First question: I don't know, but I don't think so.
Second question: No. Cabinda was a separate portuguese protectorate until either the late XIX century or the early XX century, after which the colonial administration integrated it in Angola. Naturally, the locals weren't heard about it. In 1974-75 when Portugal gave the independence to it's african colonies, it was done in a colony per colony basis, including Guinea-Bissau and Cape Verde (that had a common nationalist party (and guerrilla) for both - PAIGC, operating mainly in Guinea, but with a leadership composed mainly of cape-verdeans. A loose confederation was formed between the two countries after the independence. It didn't last long, though). So, since Cabinda was already a part of Angola, there where never plans for a separate independence process for the territory.
Jorge Candeias, 4 March 1999

The Fischer Weltalmanach (1976) has a virtual independent Cabinda; Cabinda became important in the '60's, when the Golf Oil Co. dicovered oil. The independance movements of Angola saw Cabinda always as an integral part of Angola, while Zaire and the PR Congo (Brazzav.) assisted separatist tendencies; FLEC (Frente de Liberac,ao de Cabinda) had its main seat in Kinshasa till 1975. In July 1975 a provisional revolutionary government (president: Luis Ranque Franque, president of FLEC, prime minister: Francisco Xavier Lubota) was proclamed, which wanted elections, and independence on 11.11.1975, together with Angola.
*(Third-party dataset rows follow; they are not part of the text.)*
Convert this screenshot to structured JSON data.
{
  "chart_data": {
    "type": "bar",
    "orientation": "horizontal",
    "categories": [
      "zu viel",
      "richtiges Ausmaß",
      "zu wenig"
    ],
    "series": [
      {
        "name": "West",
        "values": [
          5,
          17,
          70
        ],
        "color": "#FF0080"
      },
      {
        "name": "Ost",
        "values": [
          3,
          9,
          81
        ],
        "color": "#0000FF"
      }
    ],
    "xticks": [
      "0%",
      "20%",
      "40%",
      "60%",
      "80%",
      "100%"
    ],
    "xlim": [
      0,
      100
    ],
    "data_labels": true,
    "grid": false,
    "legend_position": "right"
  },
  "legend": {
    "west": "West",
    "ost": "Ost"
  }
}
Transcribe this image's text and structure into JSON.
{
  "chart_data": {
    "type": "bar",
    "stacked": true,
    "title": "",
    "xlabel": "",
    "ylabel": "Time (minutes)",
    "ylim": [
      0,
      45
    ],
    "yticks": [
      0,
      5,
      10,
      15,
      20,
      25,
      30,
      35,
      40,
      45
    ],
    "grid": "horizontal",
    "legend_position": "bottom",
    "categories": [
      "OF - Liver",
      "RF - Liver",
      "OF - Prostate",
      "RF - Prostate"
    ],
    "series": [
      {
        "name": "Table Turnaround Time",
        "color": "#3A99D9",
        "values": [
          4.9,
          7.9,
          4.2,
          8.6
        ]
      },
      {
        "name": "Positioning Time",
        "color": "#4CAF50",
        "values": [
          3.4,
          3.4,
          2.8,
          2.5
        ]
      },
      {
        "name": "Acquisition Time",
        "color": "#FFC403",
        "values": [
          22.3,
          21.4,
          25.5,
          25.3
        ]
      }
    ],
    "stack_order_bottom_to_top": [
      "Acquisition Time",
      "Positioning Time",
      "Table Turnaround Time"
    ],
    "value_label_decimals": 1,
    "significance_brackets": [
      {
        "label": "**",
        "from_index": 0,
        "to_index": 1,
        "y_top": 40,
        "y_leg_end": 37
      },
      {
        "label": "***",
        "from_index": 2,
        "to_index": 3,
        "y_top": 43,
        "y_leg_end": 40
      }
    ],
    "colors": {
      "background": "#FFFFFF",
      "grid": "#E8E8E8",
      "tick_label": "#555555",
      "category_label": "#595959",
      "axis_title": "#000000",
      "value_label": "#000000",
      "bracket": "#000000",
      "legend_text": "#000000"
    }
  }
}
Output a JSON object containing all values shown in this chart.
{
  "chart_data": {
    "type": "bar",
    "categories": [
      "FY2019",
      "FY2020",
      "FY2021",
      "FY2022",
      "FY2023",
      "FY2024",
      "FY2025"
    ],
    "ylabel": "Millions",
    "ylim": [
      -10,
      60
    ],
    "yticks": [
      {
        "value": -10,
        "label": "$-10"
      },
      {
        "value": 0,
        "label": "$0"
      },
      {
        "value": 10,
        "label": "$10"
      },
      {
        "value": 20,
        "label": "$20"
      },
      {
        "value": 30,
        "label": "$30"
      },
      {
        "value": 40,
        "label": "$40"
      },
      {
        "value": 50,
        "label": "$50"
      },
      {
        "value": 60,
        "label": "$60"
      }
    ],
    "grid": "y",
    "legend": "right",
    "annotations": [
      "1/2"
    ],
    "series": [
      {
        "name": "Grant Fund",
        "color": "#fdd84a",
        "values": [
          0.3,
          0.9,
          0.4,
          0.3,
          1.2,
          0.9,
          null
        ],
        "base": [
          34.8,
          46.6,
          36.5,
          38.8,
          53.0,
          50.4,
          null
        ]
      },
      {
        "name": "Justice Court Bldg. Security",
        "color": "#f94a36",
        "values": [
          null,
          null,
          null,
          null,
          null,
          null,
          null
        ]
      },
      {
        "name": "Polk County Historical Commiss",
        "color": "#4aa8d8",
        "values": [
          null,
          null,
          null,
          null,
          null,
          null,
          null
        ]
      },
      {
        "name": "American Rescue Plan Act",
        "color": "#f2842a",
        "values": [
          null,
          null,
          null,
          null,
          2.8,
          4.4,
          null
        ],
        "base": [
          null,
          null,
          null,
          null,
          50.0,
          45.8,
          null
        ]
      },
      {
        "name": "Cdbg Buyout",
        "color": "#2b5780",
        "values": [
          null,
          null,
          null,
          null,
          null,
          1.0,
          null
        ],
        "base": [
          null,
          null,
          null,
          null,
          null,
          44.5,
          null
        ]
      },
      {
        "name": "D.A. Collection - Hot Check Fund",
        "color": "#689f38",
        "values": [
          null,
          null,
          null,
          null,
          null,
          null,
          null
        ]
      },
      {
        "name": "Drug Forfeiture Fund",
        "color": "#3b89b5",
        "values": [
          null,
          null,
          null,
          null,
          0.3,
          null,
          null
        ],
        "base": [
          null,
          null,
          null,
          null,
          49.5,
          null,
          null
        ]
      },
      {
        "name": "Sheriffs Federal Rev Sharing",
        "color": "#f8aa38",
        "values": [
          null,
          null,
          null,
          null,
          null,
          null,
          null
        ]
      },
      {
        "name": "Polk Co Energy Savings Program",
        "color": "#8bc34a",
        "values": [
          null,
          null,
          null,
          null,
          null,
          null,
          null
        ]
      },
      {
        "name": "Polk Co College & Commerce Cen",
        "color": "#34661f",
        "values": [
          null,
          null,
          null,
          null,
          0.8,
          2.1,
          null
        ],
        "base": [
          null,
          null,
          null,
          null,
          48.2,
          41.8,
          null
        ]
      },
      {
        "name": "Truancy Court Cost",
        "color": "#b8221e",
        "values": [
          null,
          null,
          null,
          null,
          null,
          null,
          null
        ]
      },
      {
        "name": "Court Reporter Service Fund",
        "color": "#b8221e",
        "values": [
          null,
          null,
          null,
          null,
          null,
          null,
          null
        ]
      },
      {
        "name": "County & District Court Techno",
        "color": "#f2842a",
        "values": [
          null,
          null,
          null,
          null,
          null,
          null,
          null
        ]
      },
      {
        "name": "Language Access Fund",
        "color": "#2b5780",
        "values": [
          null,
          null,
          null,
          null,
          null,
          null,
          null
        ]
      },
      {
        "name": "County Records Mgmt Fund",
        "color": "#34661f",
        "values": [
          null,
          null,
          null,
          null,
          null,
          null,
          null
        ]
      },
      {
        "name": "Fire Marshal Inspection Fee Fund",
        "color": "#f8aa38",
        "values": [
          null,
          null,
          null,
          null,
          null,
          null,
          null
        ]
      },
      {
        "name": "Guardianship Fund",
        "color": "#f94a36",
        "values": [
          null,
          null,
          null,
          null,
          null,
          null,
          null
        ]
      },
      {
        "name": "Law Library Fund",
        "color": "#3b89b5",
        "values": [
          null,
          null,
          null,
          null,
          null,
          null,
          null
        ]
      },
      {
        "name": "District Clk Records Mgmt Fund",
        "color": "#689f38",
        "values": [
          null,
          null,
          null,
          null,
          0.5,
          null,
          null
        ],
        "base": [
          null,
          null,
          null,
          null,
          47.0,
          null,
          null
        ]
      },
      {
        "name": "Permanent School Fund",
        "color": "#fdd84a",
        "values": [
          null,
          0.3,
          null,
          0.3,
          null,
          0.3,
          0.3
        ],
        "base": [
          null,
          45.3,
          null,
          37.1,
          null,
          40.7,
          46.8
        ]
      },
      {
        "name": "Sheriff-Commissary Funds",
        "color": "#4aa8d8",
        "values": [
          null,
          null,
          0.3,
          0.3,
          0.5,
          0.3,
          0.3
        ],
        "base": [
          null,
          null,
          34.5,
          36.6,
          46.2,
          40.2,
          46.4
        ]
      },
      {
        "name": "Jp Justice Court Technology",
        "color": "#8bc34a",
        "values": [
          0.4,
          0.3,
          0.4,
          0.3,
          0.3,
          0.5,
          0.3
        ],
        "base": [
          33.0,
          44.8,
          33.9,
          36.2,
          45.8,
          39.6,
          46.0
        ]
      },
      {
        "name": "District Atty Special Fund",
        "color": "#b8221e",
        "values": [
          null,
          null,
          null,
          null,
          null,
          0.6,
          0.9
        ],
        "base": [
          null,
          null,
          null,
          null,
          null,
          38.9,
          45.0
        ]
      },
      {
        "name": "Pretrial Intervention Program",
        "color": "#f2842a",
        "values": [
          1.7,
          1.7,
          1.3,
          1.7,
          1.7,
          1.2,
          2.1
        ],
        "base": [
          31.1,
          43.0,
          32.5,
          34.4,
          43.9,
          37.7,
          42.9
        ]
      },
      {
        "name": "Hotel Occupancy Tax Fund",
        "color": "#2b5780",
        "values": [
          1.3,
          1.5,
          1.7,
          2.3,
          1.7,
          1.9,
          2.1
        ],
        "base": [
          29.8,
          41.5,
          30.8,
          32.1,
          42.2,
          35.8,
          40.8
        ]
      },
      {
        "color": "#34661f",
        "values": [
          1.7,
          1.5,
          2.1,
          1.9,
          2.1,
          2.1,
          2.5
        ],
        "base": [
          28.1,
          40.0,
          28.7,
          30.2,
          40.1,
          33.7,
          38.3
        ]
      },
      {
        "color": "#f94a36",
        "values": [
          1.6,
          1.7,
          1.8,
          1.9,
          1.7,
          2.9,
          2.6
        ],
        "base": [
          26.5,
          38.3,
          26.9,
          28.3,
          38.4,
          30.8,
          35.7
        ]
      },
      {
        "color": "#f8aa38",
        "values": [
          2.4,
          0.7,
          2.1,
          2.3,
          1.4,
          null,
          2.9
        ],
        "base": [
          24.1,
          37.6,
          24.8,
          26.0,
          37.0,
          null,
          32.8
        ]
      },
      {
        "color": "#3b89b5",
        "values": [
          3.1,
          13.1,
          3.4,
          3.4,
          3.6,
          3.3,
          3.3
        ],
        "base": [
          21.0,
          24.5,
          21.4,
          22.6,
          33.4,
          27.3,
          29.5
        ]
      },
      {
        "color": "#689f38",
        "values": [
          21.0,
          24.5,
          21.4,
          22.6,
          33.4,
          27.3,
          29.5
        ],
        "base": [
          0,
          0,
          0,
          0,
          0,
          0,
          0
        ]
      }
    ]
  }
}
The Fischer Weltalmanach (1977) has (p. 701): The struggle for independence in Cabinda came to an end when the MPLA occupied it. Since 1976 Cabinda is part of Angola.
(p. 691): The exclave Cabinda was declared independent by the FLEC on 1 Augustus 1975, but fell into the hands of the MPLA.
The Fischer Weltalmanach (1978) mentions a new FLEC-provisional government under Henrique Thiago in Sanda-Massala.
After that it stayed Angolan, as far as I know.
Jarig Bakker, 4 March 1999

This [the 1977 entry, ed.] is very innacurate. See my previous message on the subject.